La Oficina de Adopciones de Irlanda declaró que durante los tres primeros días de funcionamiento de su plataforma, recibieron más de 1,000 solicitudes de información y que durante el mes pasado, 16,634 personas adoptadas, progenitores biológicos y familiares se registraron para que puedan ser localizados y contactados, con menos de 400 personas registrándose con el deseo de no ser contactadas.

Lamentablemente, no todos los que han solicitado acceso a su información van a encontrarla, como quienes fueron entregados en adopción ilegal, ya fuera gestionada por médicos y hospitales, la mayoría de ellos católicos, o directamente por las organizaciones religiosas, conocidas como hogares para madres e hijos, o casas de costura o lavandería de la Magdalena. Esto porque no queda registro de estos nacimientos.

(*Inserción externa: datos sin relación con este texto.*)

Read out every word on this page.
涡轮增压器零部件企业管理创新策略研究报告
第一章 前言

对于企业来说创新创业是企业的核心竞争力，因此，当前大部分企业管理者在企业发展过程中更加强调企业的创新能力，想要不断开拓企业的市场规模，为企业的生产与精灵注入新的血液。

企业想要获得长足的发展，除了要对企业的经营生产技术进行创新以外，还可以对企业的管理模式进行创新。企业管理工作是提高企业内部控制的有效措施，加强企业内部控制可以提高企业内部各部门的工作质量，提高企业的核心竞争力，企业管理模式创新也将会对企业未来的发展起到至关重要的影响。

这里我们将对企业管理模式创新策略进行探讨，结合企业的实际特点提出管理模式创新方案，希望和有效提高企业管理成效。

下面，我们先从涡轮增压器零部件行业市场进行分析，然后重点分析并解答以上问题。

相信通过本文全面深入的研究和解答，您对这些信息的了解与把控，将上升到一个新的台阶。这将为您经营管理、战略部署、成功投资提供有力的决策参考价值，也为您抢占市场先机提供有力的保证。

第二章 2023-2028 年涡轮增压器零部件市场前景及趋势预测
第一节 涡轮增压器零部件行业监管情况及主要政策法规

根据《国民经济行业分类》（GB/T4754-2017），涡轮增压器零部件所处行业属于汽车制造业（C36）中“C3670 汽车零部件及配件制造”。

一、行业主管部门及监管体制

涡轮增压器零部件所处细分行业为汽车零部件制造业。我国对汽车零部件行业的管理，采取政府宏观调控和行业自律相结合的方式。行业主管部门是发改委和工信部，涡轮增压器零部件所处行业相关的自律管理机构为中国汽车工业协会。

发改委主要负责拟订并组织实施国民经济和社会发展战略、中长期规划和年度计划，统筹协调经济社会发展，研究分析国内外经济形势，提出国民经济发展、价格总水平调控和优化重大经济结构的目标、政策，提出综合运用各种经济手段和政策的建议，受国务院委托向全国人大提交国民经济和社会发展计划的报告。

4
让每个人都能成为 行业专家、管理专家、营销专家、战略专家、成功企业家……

El gobierno irlandés, a través de la directora ejecutiva de la Oficina de Adopciones, Patricia Carey, anunció que también se planea un nuevo sitio web para los archivos, como parte de un memorial a quienes sufrieron o murieron en los hogares de madres y bebés, y en dos grupos de instituciones relacionadas: escuelas industriales, un cruce entre orfanatos y centros de menores, y las Lavanderías Magdalena.

Sobre estas muertes, en 2015, en el hogar de madres y bebés de Tuam, uno de los 10 hogares que la iglesia católica estableció en Irlanda, se encontró una significativa cantidad de restos humanos de infantes de cero a tres años que se cree fallecieron en la década de 1950. Según datos filtrados, la Comisión que investigó estos hechos calculó que después de 1922 fallecieron en Tuam y en las demás instituciones 9,000 infantes. Algunas de estas defunciones fueron registradas, pero otras no constan en ningún registro, lo que negó a estos bebés incluso el derecho a que se supiera de su existencia.

Conocer de las historias de estas personas que buscan saber su origen es importante para evitar las adopciones ilegales que se siguen gestionando en muchos países, México incluido, pese a la legislación que existe para tramitar las adopciones, en procesos que respetan el derecho a la identidad de quienes son entregados en adopción.